I just tried it on a bass sample which appears to have FD = $107A at its usual C4, and I got 3878hz, which is much lower than it needs to be
The FD value is split as so:
F = FD & 0x7FF; // 2047
MULT = (FD >> 11) & 0x1F;
With this, I get
base_sample_rate = F * 12500000 / (384 * 2048)
and the final sample rate is base_sample_rate * MULT?
I just tried it on a bass sample which appears to have FD = $107A at its usual C4, and I got 3878hz, which is much lower than it needs to be
Yes, unfortunately that is too high of a frequency, and the note comes out wrong.
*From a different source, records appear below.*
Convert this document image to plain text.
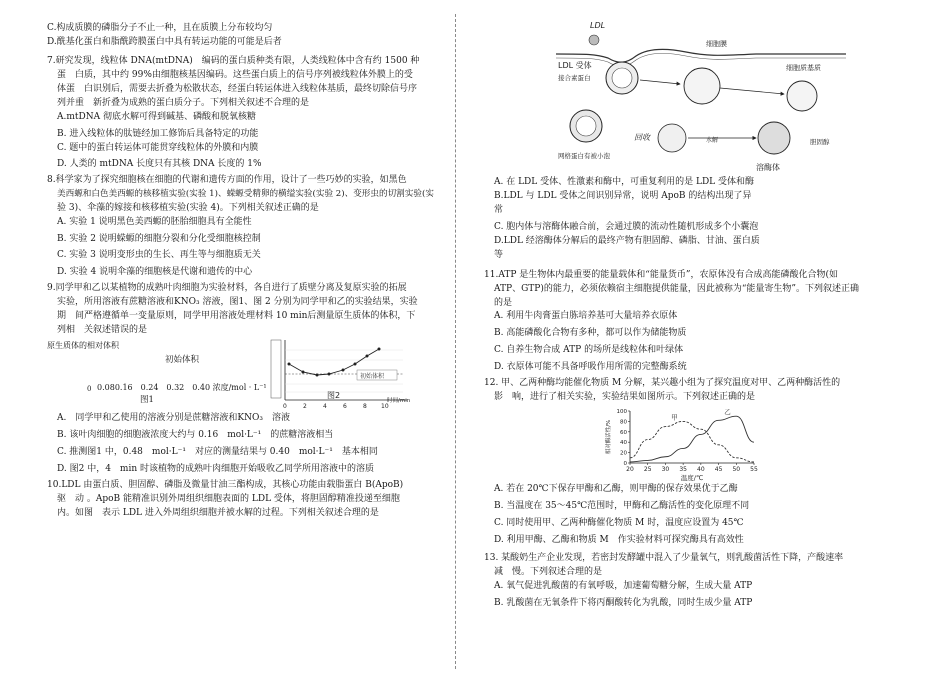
C.构成质膜的磷脂分子不止一种，且在质膜上分布较均匀
D.酰基化蛋白和脂酰跨膜蛋白中具有转运功能的可能是后者
7.研究发现，线粒体 DNA(mtDNA)　编码的蛋白质种类有限，人类线粒体中含有约 1500 种
蛋　白质，其中约 99%由细胞核基因编码。这些蛋白质上的信号序列被线粒体外膜上的受
体蛋　白识别后，需要去折叠为松散状态，经蛋白转运体进入线粒体基质，最终切除信号序
列并重　新折叠为成熟的蛋白质分子。下列相关叙述不合理的是
A.mtDNA 彻底水解可得到碱基、磷酸和脱氧核糖
B. 进入线粒体的肽链经加工修饰后具备特定的功能
C. 题中的蛋白转运体可能贯穿线粒体的外膜和内膜
D. 人类的 mtDNA 长度只有其核 DNA 长度的 1%
8.科学家为了探究细胞核在细胞的代谢和遗传方面的作用，设计了一些巧妙的实验，如黑色
美西螈和白色美西螈的核移植实验(实验 1)、蝾螈受精卵的横缢实验(实验 2)、变形虫的切割实验(实
验 3)、伞藻的嫁接和核移植实验(实验 4)。下列相关叙述正确的是
A. 实验 1 说明黑色美西螈的胚胎细胞具有全能性
B. 实验 2 说明蝾螈的细胞分裂和分化受细胞核控制
C. 实验 3 说明变形虫的生长、再生等与细胞质无关
D. 实验 4 说明伞藻的细胞核是代谢和遗传的中心
9.同学甲和乙以某植物的成熟叶肉细胞为实验材料，各自进行了质壁分离及复原实验的拓展
实验，所用溶液有蔗糖溶液和KNO₃ 溶液，图1、图 2 分别为同学甲和乙的实验结果，实验
期　间严格遵循单一变量原则，同学甲用溶液处理材料 10 min后测量原生质体的体积，下
列相　关叙述错误的是
原生质体的相对体积
初始体积
0 0.080.16　0.24　0.32　0.40 浓度/mol · L⁻¹
图1
初始体积
图2
0	2	4	6	8 10
时间/min
A.　同学甲和乙使用的溶液分别是蔗糖溶液和KNO₃　溶液
B. 该叶肉细胞的细胞液浓度大约与 0.16　mol·L⁻¹　的蔗糖溶液相当
C. 推测图1 中，0.48　mol·L⁻¹　对应的测量结果与 0.40　mol·L⁻¹　基本相同
D. 图2 中，4　min 时该植物的成熟叶肉细胞开始吸收乙同学所用溶液中的溶质
10.LDL 由蛋白质、胆固醇、磷脂及微量甘油三酯构成，其核心功能由载脂蛋白 B(ApoB)
驱　动 。ApoB 能精准识别外周组织细胞表面的 LDL 受体，将胆固醇精准投递至细胞
内。如图　表示 LDL 进入外周组织细胞并被水解的过程。下列相关叙述合理的是
细胞膜
细胞质基质
LDL
LDL 受体
接合素蛋白
回收
网格蛋白有被小泡
水解	胆固醇
溶酶体
A. 在 LDL 受体、性激素和酶中，可重复利用的是 LDL 受体和酶
B.LDL 与 LDL 受体之间识别异常，说明 ApoB 的结构出现了异
常
C. 胞内体与溶酶体融合前，会通过膜的流动性随机形成多个小囊泡
D.LDL 经溶酶体分解后的最终产物有胆固醇、磷脂、甘油、蛋白质
等
11.ATP 是生物体内最重要的能量载体和“能量货币”，农原体没有合成高能磷酸化合物(如
ATP、GTP)的能力，必须依赖宿主细胞提供能量，因此被称为“能量寄生物”。下列叙述正确
的是
A. 利用牛肉膏蛋白胨培养基可大量培养衣原体
B. 高能磷酸化合物有多种，都可以作为储能物质
C. 自养生物合成 ATP 的场所是线粒体和叶绿体
D. 衣原体可能不具备呼吸作用所需的完整酶系统
12. 甲、乙两种酶均能催化物质 M 分解，某兴趣小组为了探究温度对甲、乙两种酶活性的
影　响，进行了相关实验，实验结果如图所示。下列叙述正确的是
0
20
40
60
80
100
20 25 30 35 40 45 50 55
温度/℃
相对酶活性/%
甲
乙
A. 若在 20℃下保存甲酶和乙酶，则甲酶的保存效果优于乙酶
B. 当温度在 35～45℃范围时，甲酶和乙酶活性的变化原理不同
C. 同时使用甲、乙两种酶催化物质 M 时，温度应设置为 45℃
D. 利用甲酶、乙酶和物质 M　作实验材料可探究酶具有高效性
13. 某酸奶生产企业发现，若密封发酵罐中混入了少量氧气，则乳酸菌活性下降，产酸速率
减　慢。下列叙述合理的是
A. 氧气促进乳酸菌的有氧呼吸，加速葡萄糖分解，生成大量 ATP
B. 乳酸菌在无氧条件下将丙酮酸转化为乳酸，同时生成少量 ATP
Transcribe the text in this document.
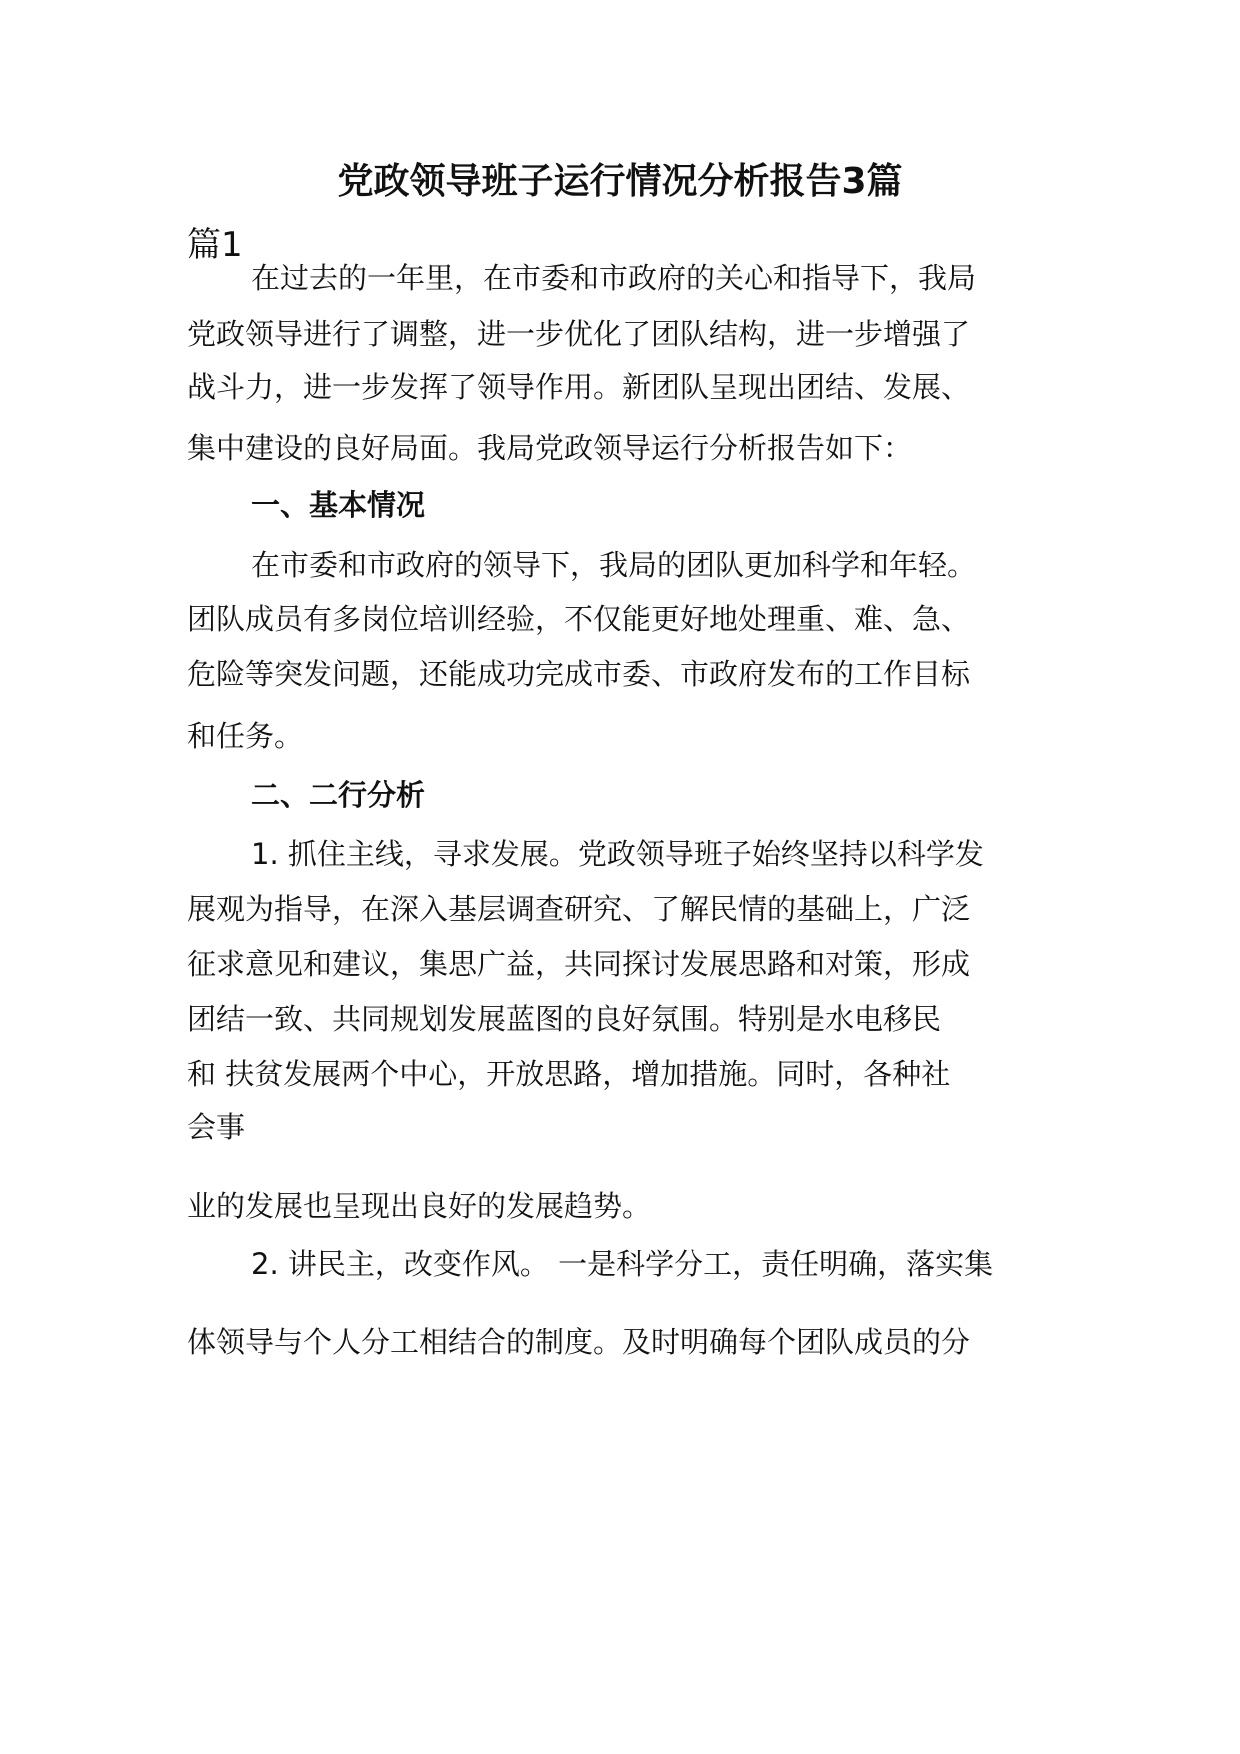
党政领导班子运行情况分析报告3篇
篇1
在过去的一年里，在市委和市政府的关心和指导下，我局
党政领导进行了调整，进一步优化了团队结构，进一步增强了
战斗力，进一步发挥了领导作用。新团队呈现出团结、发展、
集中建设的良好局面。我局党政领导运行分析报告如下：
一、基本情况
在市委和市政府的领导下，我局的团队更加科学和年轻。
团队成员有多岗位培训经验，不仅能更好地处理重、难、急、
危险等突发问题，还能成功完成市委、市政府发布的工作目标
和任务。
二、二行分析
1. 抓住主线，寻求发展。党政领导班子始终坚持以科学发
展观为指导，在深入基层调查研究、了解民情的基础上，广泛
征求意见和建议，集思广益，共同探讨发展思路和对策，形成
团结一致、共同规划发展蓝图的良好氛围。特别是水电移民
和 扶贫发展两个中心，开放思路，增加措施。同时，各种社
会事
业的发展也呈现出良好的发展趋势。
2. 讲民主，改变作风。 一是科学分工，责任明确，落实集
体领导与个人分工相结合的制度。及时明确每个团队成员的分
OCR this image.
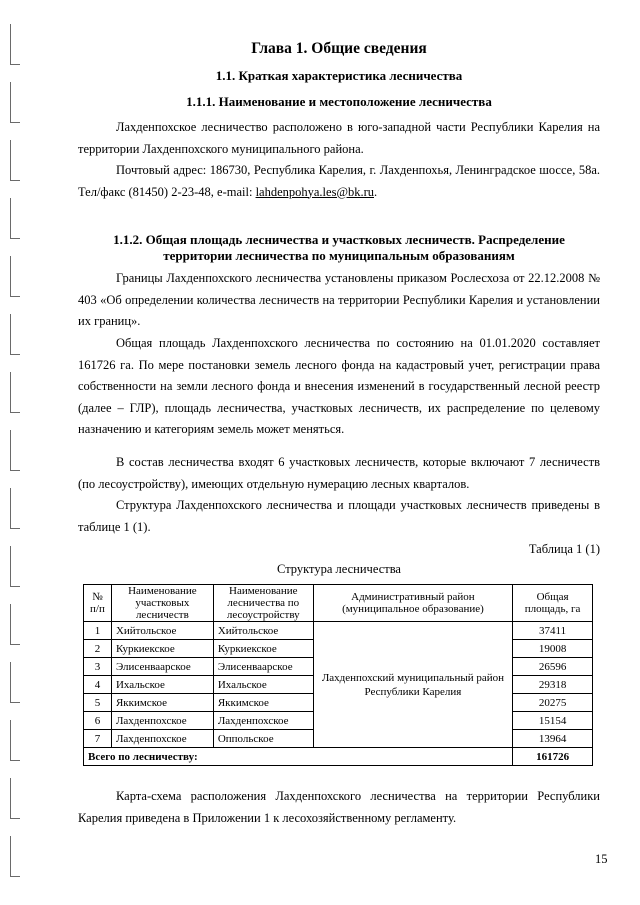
Глава 1. Общие сведения
1.1. Краткая характеристика лесничества
1.1.1. Наименование и местоположение лесничества
Лахденпохское лесничество расположено в юго-западной части Республики Карелия на территории Лахденпохского муниципального района.
Почтовый адрес: 186730, Республика Карелия, г. Лахденпохья, Ленинградское шоссе, 58а. Тел/факс (81450) 2-23-48, e-mail: lahdenpohya.les@bk.ru.
1.1.2. Общая площадь лесничества и участковых лесничеств. Распределение территории лесничества по муниципальным образованиям
Границы Лахденпохского лесничества установлены приказом Рослесхоза от 22.12.2008 № 403 «Об определении количества лесничеств на территории Республики Карелия и установлении их границ».
Общая площадь Лахденпохского лесничества по состоянию на 01.01.2020 составляет 161726 га. По мере постановки земель лесного фонда на кадастровый учет, регистрации права собственности на земли лесного фонда и внесения изменений в государственный лесной реестр (далее – ГЛР), площадь лесничества, участковых лесничеств, их распределение по целевому назначению и категориям земель может меняться.
В состав лесничества входят 6 участковых лесничеств, которые включают 7 лесничеств (по лесоустройству), имеющих отдельную нумерацию лесных кварталов.
Структура Лахденпохского лесничества и площади участковых лесничеств приведены в таблице 1 (1).
Таблица 1 (1)
Структура лесничества
№ п/п	Наименование участковых лесничеств	Наименование лесничества по лесоустройству	Административный район (муниципальное образование)	Общая площадь, га
1	Хийтольское	Хийтольское	Лахденпохский муниципальный район Республики Карелия	37411
2	Куркиекское	Куркиекское		19008
3	Элисенваарское	Элисенваарское		26596
4	Ихальское	Ихальское		29318
5	Яккимское	Яккимское		20275
6	Лахденпохское	Лахденпохское		15154
7	Лахденпохское	Оппольское		13964
Всего по лесничеству:				161726
Карта-схема расположения Лахденпохского лесничества на территории Республики Карелия приведена в Приложении 1 к лесохозяйственному регламенту.
15
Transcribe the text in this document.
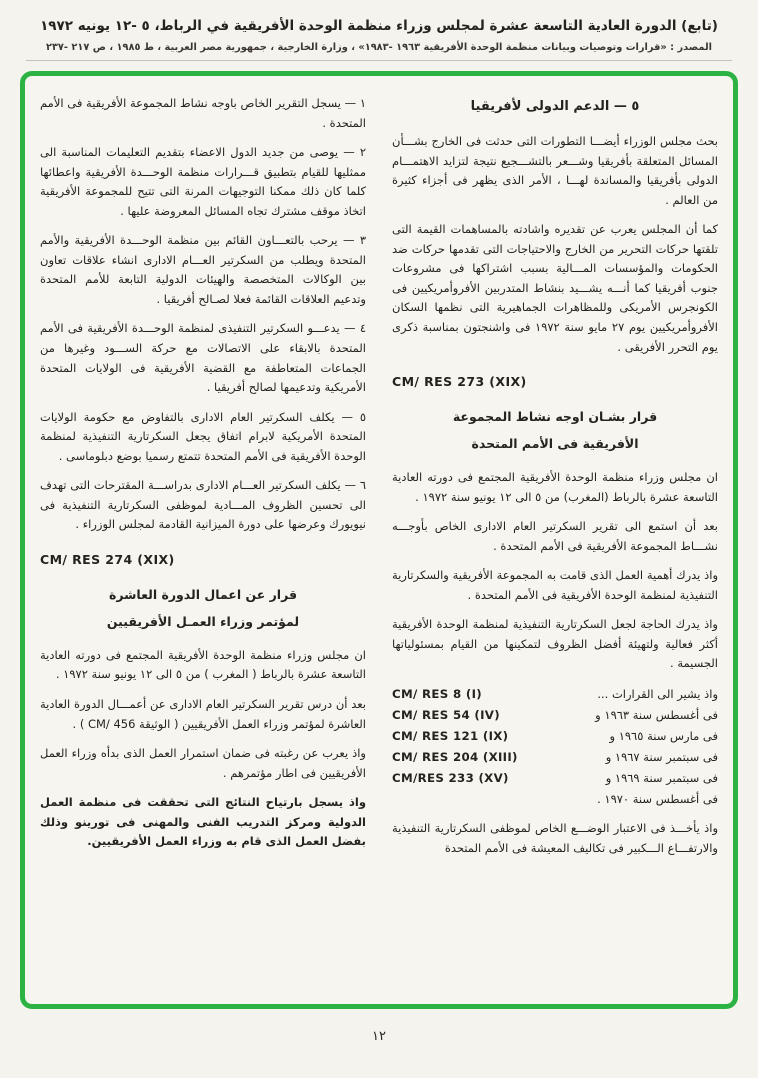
(تابع) الدورة العادية التاسعة عشرة لمجلس وزراء منظمة الوحدة الأفريقية في الرباط، ٥ -١٢ يونيه ١٩٧٢
المصدر : «قرارات وتوصيات وبيانات منظمة الوحدة الأفريقية ١٩٦٣ -١٩٨٣» ، وزارة الخارجية ، جمهورية مصر العربية ، ط ١٩٨٥ ، ص ٢١٧ -٢٣٧
٥ — الدعم الدولى لأفريقيا

بحث مجلس الوزراء أيضـــا التطورات التى حدثت فى الخارج بشـــأن المسائل المتعلقة بأفريقيا وشـــعر بالتشـــجيع نتيجة لتزايد الاهتمـــام الدولى بأفريقيا والمساندة لهـــا ، الأمر الذى يظهر فى أجزاء كثيرة من العالم .

كما أن المجلس يعرب عن تقديره واشادته بالمساهمات القيمة التى تلقتها حركات التحرير من الخارج والاحتياجات التى تقدمها حركات ضد الحكومات والمؤسسات المـــالية بسبب اشتراكها فى مشروعات جنوب أفريقيا كما أنـــه يشـــيد بنشاط المتدربين الأفروأمريكيين فى الكونجرس الأمريكى وللمظاهرات الجماهيرية التى نظمها السكان الأفروأمريكيين يوم ٢٧ مايو سنة ١٩٧٢ فى واشنجتون بمناسبة ذكرى يوم التحرر الأفريقى .

CM/ RES 273 (XIX)
قرار بشـان اوجه نشاط المجموعة
الأفريقية فى الأمم المتحدة

ان مجلس وزراء منظمة الوحدة الأفريقية المجتمع فى دورته العادية التاسعة عشرة بالرباط (المغرب) من ٥ الى ١٢ يونيو سنة ١٩٧٢ .

بعد أن استمع الى تقرير السكرتير العام الادارى الخاص بأوجـــه نشـــاط المجموعة الأفريقية فى الأمم المتحدة .

واذ يدرك أهمية العمل الذى قامت به المجموعة الأفريقية والسكرتارية التنفيذية لمنظمة الوحدة الأفريقية فى الأمم المتحدة .

واذ يدرك الحاجة لجعل السكرتارية التنفيذية لمنظمة الوحدة الأفريقية أكثر فعالية ولتهيئة أفضل الظروف لتمكينها من القيام بمسئولياتها الجسيمة .

واذ يشير الى القرارات ...
CM/ RES 8 (I)
فى أغسطس سنة ١٩٦٣ و
CM/ RES 54 (IV)
فى مارس سنة ١٩٦٥ و
CM/ RES 121 (IX)
فى سبتمبر سنة ١٩٦٧ و
CM/ RES 204 (XIII)
فى سبتمبر سنة ١٩٦٩ و
CM/RES 233 (XV)
فى أغسطس سنة ١٩٧٠ .

واذ يأخـــذ فى الاعتبار الوضـــع الخاص لموظفى السكرتارية التنفيذية والارتفـــاع الـــكبير فى تكاليف المعيشة فى الأمم المتحدة

١ — يسجل التقرير الخاص باوجه نشاط المجموعة الأفريقية فى الأمم المتحدة .

٢ — يوصى من جديد الدول الاعضاء بتقديم التعليمات المناسبة الى ممثليها للقيام بتطبيق قـــرارات منظمة الوحـــدة الأفريقية واعطائها كلما كان ذلك ممكنا التوجيهات المرنة التى تتيح للمجموعة الأفريقية اتخاذ موقف مشترك تجاه المسائل المعروضة عليها .

٣ — يرحب بالتعـــاون القائم بين منظمة الوحـــدة الأفريقية والأمم المتحدة ويطلب من السكرتير العـــام الادارى انشاء علاقات تعاون بين الوكالات المتخصصة والهيئات الدولية التابعة للأمم المتحدة وتدعيم العلاقات القائمة فعلا لصـالح أفريقيا .

٤ — يدعـــو السكرتير التنفيذى لمنظمة الوحـــدة الأفريقية فى الأمم المتحدة بالابقاء على الاتصالات مع حركة الســـود وغيرها من الجماعات المتعاطفة مع القضية الأفريقية فى الولايات المتحدة الأمريكية وتدعيمها لصالح أفريقيا .

٥ — يكلف السكرتير العام الادارى بالتفاوض مع حكومة الولايات المتحدة الأمريكية لابرام اتفاق يجعل السكرتارية التنفيذية لمنظمة الوحدة الأفريقية فى الأمم المتحدة تتمتع رسميا بوضع دبلوماسى .

٦ — يكلف السكرتير العـــام الادارى بدراســـة المقترحات التى تهدف الى تحسين الظروف المـــادية لموظفى السكرتارية التنفيذية فى نيويورك وعرضها على دورة الميزانية القادمة لمجلس الوزراء .

CM/ RES 274 (XIX)
قرار عن اعمال الدورة العاشرة
لمؤتمر وزراء العمـل الأفريقيين

ان مجلس وزراء منظمة الوحدة الأفريقية المجتمع فى دورته العادية التاسعة عشرة بالرباط ( المغرب ) من ٥ الى ١٢ يونيو سنة ١٩٧٢ .

بعد أن درس تقرير السكرتير العام الادارى عن أعمـــال الدورة العادية العاشرة لمؤتمر وزراء العمل الأفريقيين ( الوثيقة CM/ 456 ) .

واذ يعرب عن رغبته فى ضمان استمرار العمل الذى بدأه وزراء العمل الأفريقيين فى اطار مؤتمرهم .

واذ يسجل بارتياح النتائج التى تحققت فى منظمة العمل الدولية ومركز التدريب الفنى والمهنى فى تورينو وذلك بفضل العمل الذى قام به وزراء العمل الأفريقيين.

١٢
Here is the sample after converting to 8-bit unsigned. It should be a bass note.
Well I played around with it a bit more, especially with what TascoDLX said about 32khz, and... turns out every sample is tuned to something completely different, meaning I'd have had to try random values from that list within the $0..$7C4 range, though the value for $7C4 (the closest to 32khz formally defined in the sound driver) gives me a good place to start. Thanks guys after all!
And yes, now I understand what TascoDLX meant. I'll keep this in mind in the near future, as I do have something PCM-related planned.
And yes, now I understand what TascoDLX meant. I'll keep this in mind in the near future, as I do have something PCM-related planned.